Our AI model, based on clinicopathological features, showed promising accuracy in predicting the conversion from HER2-0 primary BC to HER2-low phenotype at relapse. This model may help identifying pts with HER2-0 primary BC for whom a relapse biopsy should be prioritized to maximize treatment access to anti-HER2 ADCs for HER2-low BC.

Legal entity responsible for the study

The authors.

Funding

Has not received any funding.

Disclosure

F. Miglietta: Financial Interests, Personal, Invited Speaker: Roche, Novartis, Seagen, Pfizer, Lilly, Menarini; Financial Interests, Personal, Advisory Board: AstraZeneca, MSD. T. Giarratano: Financial Interests, Personal, Invited Speaker, outside the submitted work: Roche, Novartis, Seagen, Eli Lilly, Gliead, Daiichi Sankyo, Istituto Gentili.
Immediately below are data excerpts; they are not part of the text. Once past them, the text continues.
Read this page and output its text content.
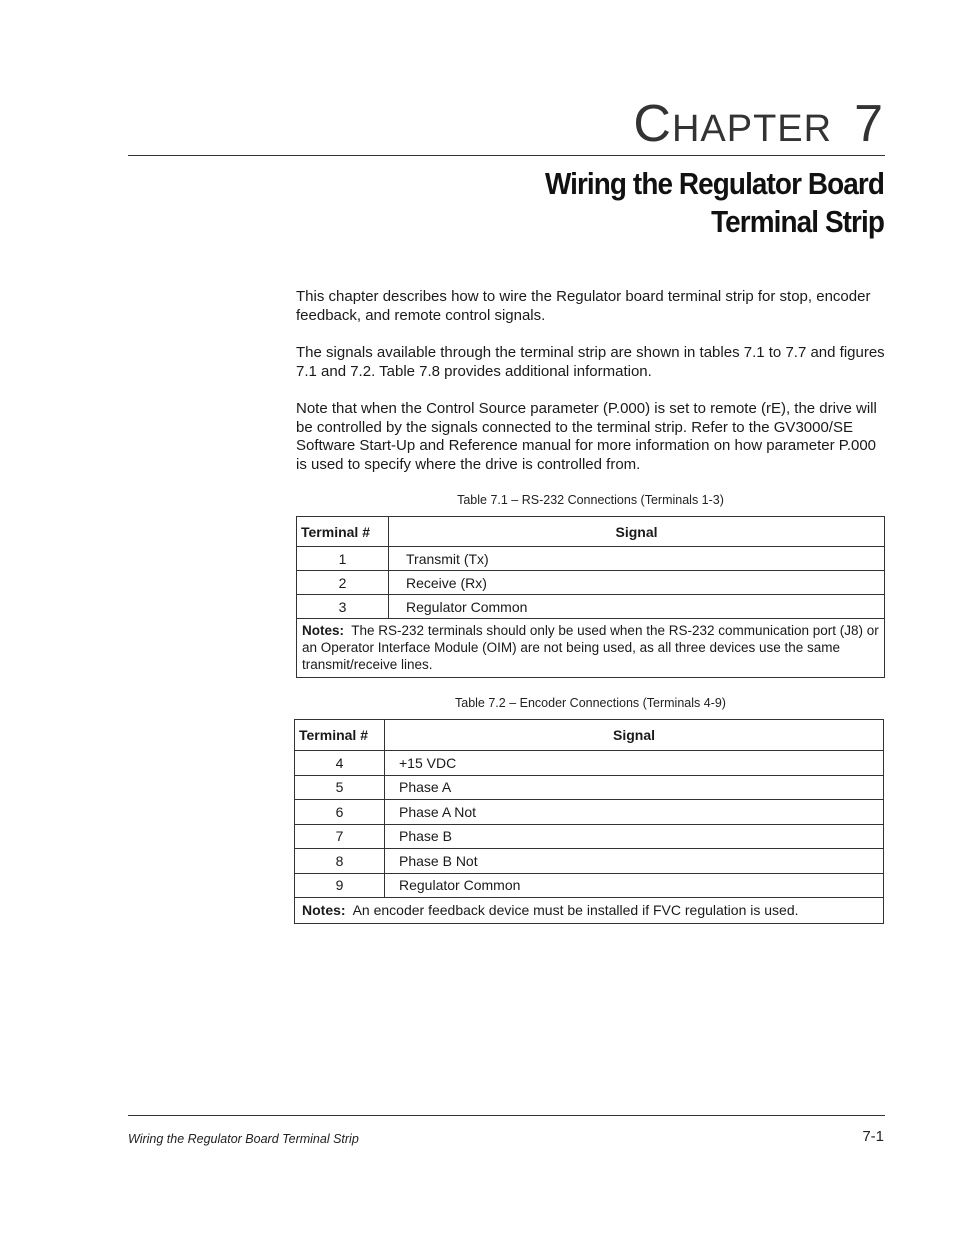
CHAPTER 7
Wiring the Regulator Board
Terminal Strip

This chapter describes how to wire the Regulator board terminal strip for stop, encoder feedback, and remote control signals.

The signals available through the terminal strip are shown in tables 7.1 to 7.7 and figures 7.1 and 7.2. Table 7.8 provides additional information.

Note that when the Control Source parameter (P.000) is set to remote (rE), the drive will be controlled by the signals connected to the terminal strip. Refer to the GV3000/SE Software Start-Up and Reference manual for more information on how parameter P.000 is used to specify where the drive is controlled from.

Table 7.1 – RS-232 Connections (Terminals 1-3)
Terminal #	Signal
1	Transmit (Tx)
2	Receive (Rx)
3	Regulator Common
Notes: The RS-232 terminals should only be used when the RS-232 communication port (J8) or an Operator Interface Module (OIM) are not being used, as all three devices use the same transmit/receive lines.	
Table 7.2 – Encoder Connections (Terminals 4-9)
Terminal #	Signal
4	+15 VDC
5	Phase A
6	Phase A Not
7	Phase B
8	Phase B Not
9	Regulator Common
Notes: An encoder feedback device must be installed if FVC regulation is used.	
Wiring the Regulator Board Terminal Strip	7-1
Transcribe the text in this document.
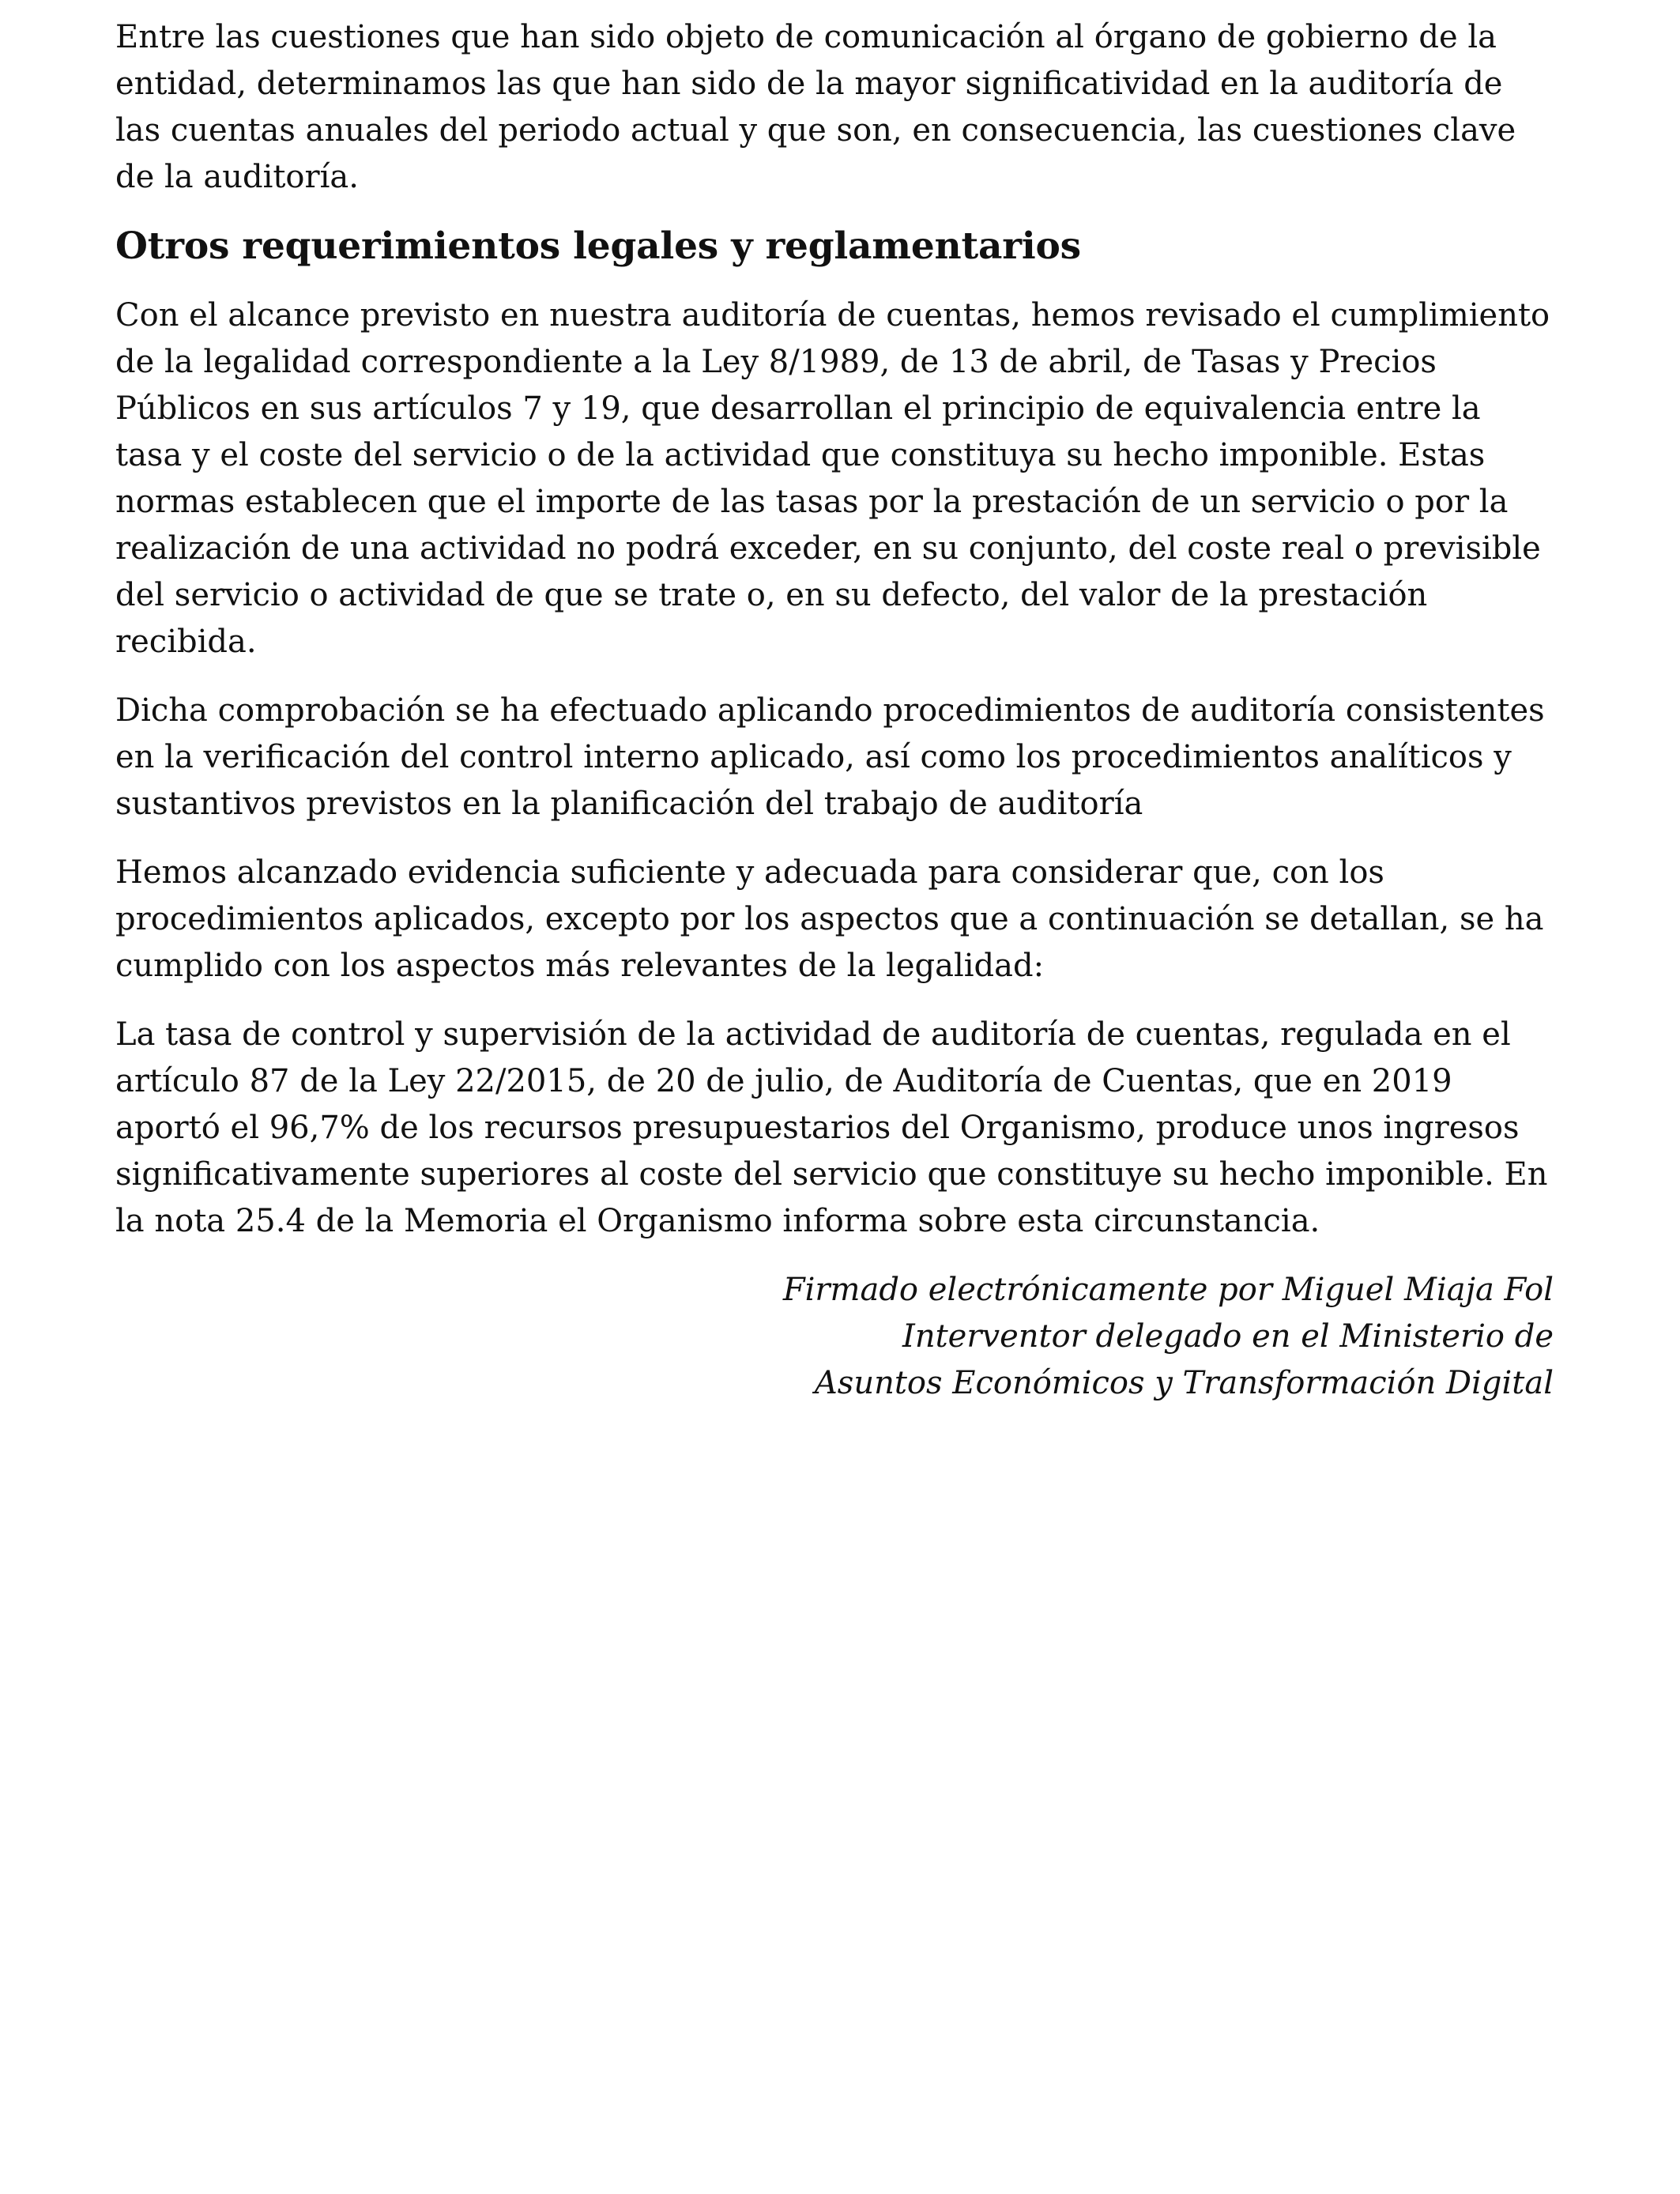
Entre las cuestiones que han sido objeto de comunicación al órgano de gobierno de la entidad, determinamos las que han sido de la mayor significatividad en la auditoría de las cuentas anuales del periodo actual y que son, en consecuencia, las cuestiones clave de la auditoría.

Otros requerimientos legales y reglamentarios

Con el alcance previsto en nuestra auditoría de cuentas, hemos revisado el cumplimiento de la legalidad correspondiente a la Ley 8/1989, de 13 de abril, de Tasas y Precios Públicos en sus artículos 7 y 19, que desarrollan el principio de equivalencia entre la tasa y el coste del servicio o de la actividad que constituya su hecho imponible. Estas normas establecen que el importe de las tasas por la prestación de un servicio o por la realización de una actividad no podrá exceder, en su conjunto, del coste real o previsible del servicio o actividad de que se trate o, en su defecto, del valor de la prestación recibida.

Dicha comprobación se ha efectuado aplicando procedimientos de auditoría consistentes en la verificación del control interno aplicado, así como los procedimientos analíticos y sustantivos previstos en la planificación del trabajo de auditoría

Hemos alcanzado evidencia suficiente y adecuada para considerar que, con los procedimientos aplicados, excepto por los aspectos que a continuación se detallan, se ha cumplido con los aspectos más relevantes de la legalidad:

La tasa de control y supervisión de la actividad de auditoría de cuentas, regulada en el artículo 87 de la Ley 22/2015, de 20 de julio, de Auditoría de Cuentas, que en 2019 aportó el 96,7% de los recursos presupuestarios del Organismo, produce unos ingresos significativamente superiores al coste del servicio que constituye su hecho imponible. En la nota 25.4 de la Memoria el Organismo informa sobre esta circunstancia.

Firmado electrónicamente por Miguel Miaja Fol
Interventor delegado en el Ministerio de
Asuntos Económicos y Transformación Digital
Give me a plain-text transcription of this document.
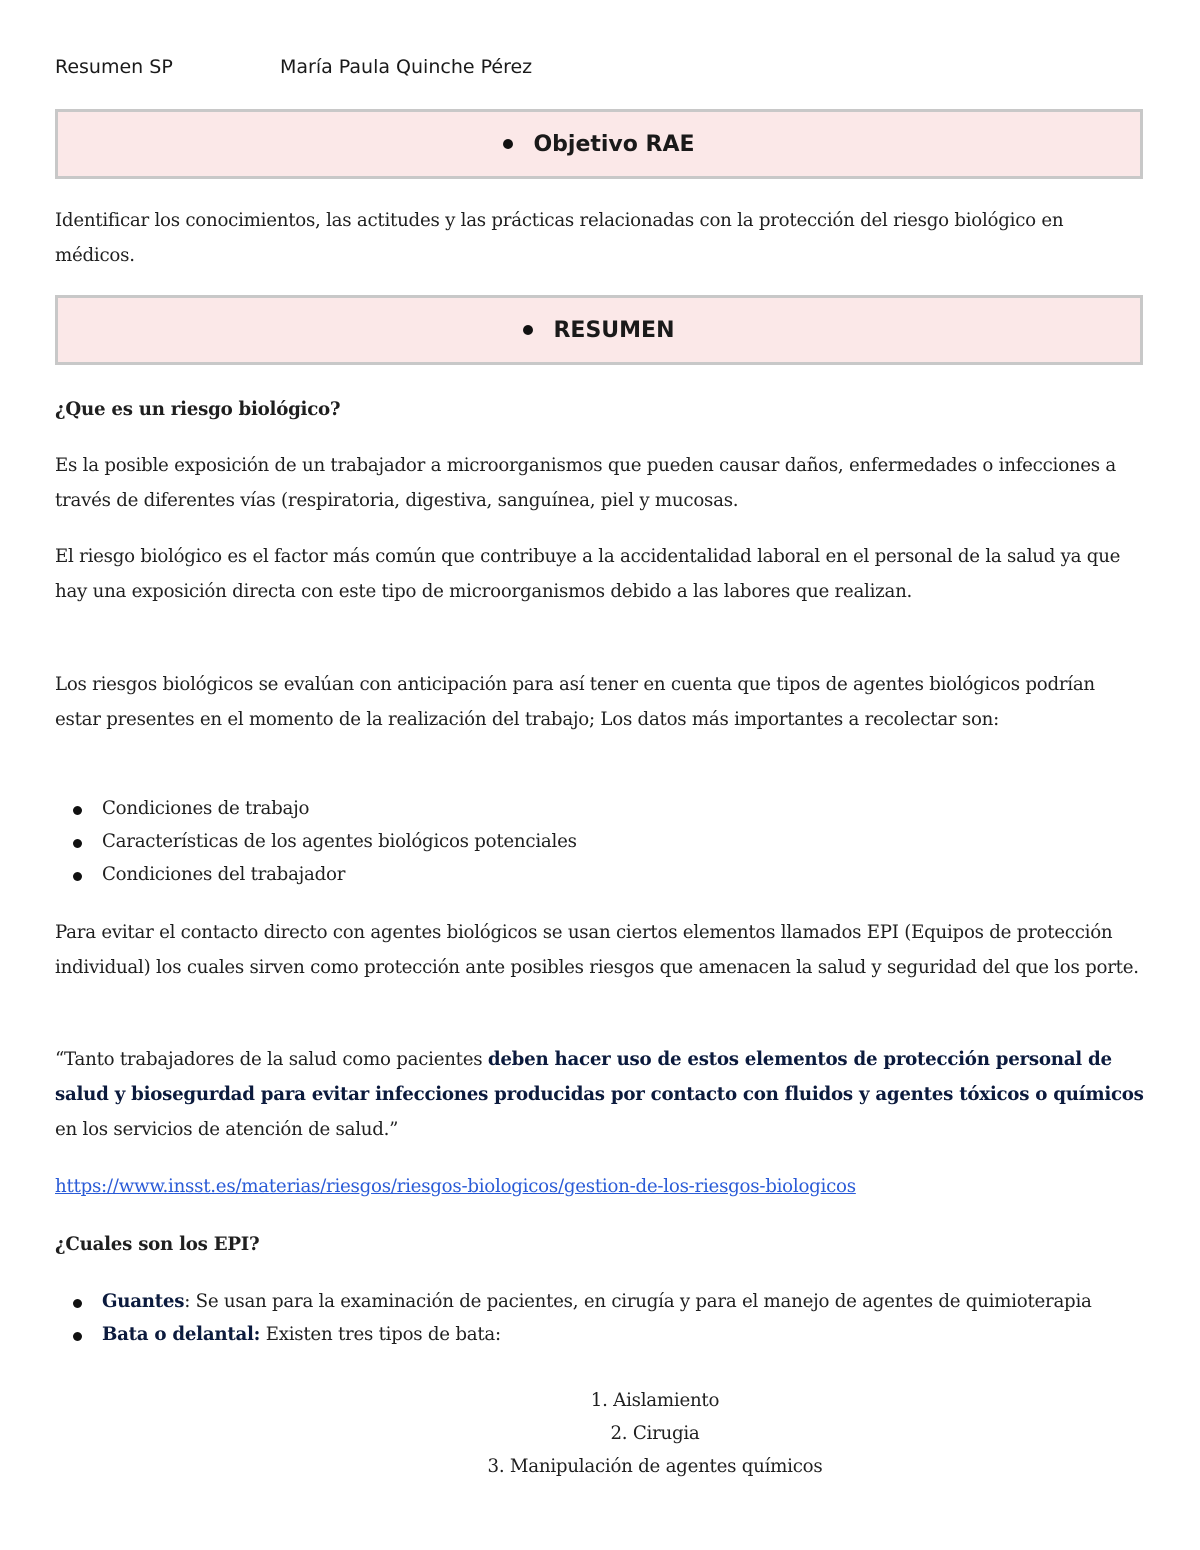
Resumen SP	María Paula Quinche Pérez
Objetivo RAE

Identificar los conocimientos, las actitudes y las prácticas relacionadas con la protección del riesgo biológico en médicos.

RESUMEN

¿Que es un riesgo biológico?

Es la posible exposición de un trabajador a microorganismos que pueden causar daños, enfermedades o infecciones a través de diferentes vías (respiratoria, digestiva, sanguínea, piel y mucosas.

El riesgo biológico es el factor más común que contribuye a la accidentalidad laboral en el personal de la salud ya que hay una exposición directa con este tipo de microorganismos debido a las labores que realizan.

Los riesgos biológicos se evalúan con anticipación para así tener en cuenta que tipos de agentes biológicos podrían estar presentes en el momento de la realización del trabajo; Los datos más importantes a recolectar son:

Condiciones de trabajo
Características de los agentes biológicos potenciales
Condiciones del trabajador

Para evitar el contacto directo con agentes biológicos se usan ciertos elementos llamados EPI (Equipos de protección individual) los cuales sirven como protección ante posibles riesgos que amenacen la salud y seguridad del que los porte.

“Tanto trabajadores de la salud como pacientes deben hacer uso de estos elementos de protección personal de salud y biosegurdad para evitar infecciones producidas por contacto con fluidos y agentes tóxicos o químicos en los servicios de atención de salud.”

https://www.insst.es/materias/riesgos/riesgos-biologicos/gestion-de-los-riesgos-biologicos

¿Cuales son los EPI?

Guantes: Se usan para la examinación de pacientes, en cirugía y para el manejo de agentes de quimioterapia
Bata o delantal: Existen tres tipos de bata:
1. Aislamiento
2. Cirugia
3. Manipulación de agentes químicos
C.A. Giorgi: Financial Interests, Personal, Invited Speaker, outside the submitted work: Eli Lilly, Novartis, Seagen, AstraZeneca. F. Girardi: Financial Interests, Personal, Other, travel support; outside the submitted work: Eli Lilly, Gilead; Financial Interests, Personal, Invited Speaker, outside the submitted work: AstraZeneca, Eli Lilly, Gilead. D. Massa: Financial Interests, Personal, Other, travel support; outside the submitted work: Eli Lilly. M. Fassan: Financial Interests, Institutional, Research Grant, outside the submitted work: Astellas Pharma, QED therapeutics, Macrophage pharma, Diaceutics; Financial Interests, Personal, Invited Speaker, outside the submitted work: Astellas Pharma, AstraZeneca, Pierre Fabre, GSK, Roche, Merck Sharp & Dohme; Financial Interests, Personal, Invited Speaker, outside the: Johnson & Johnson, Bristol Myers Squibb, Amgen, Eli Lilly, Novartis, Incyte. M.V. Dieci: Financial Interests, Personal, Invited Speaker: Eli Lilly, Exact sciences, Gilead, Seagen, Daiichi Sankyo, Novartis; Financial Interests, Personal, Advisory Board: Novartis, Eli Lilly, Seagen, Exact Science, Daiichi Sankyo, Gilead; Financial Interests, Personal, Other, Consultancy: Pfizer; Financial Interests, Personal, Other, Consultancy on educational project: Roche. V. Guarneri: Financial Interests, Personal, Invited Speaker: Eli Lilly, Novartis, GSK, AstraZeneca, Gilead, Exact Sciences; Financial Interests, Personal, Advisory Board: Eli Lilly, Novartis, MSD, Gilead, Merck, Exact Sciences, Eisai, Olema Oncology, AstraZeneca, Daiichi Sankyo, Pfizer; Financial Interests, Personal, Expert Testimony: Eli Lilly; Financial Interests, Institutional, Invited Speaker: Eli Lilly, Roche, BMS, Novartis, AstraZeneca, MSD, Synton Biopharmaceuticals, Merck, GSK, Daiichi Sankyo, Nerviano, Pfizer; Non-Financial Interests, Member: ASCO. All other authors have declared no conflicts of interest.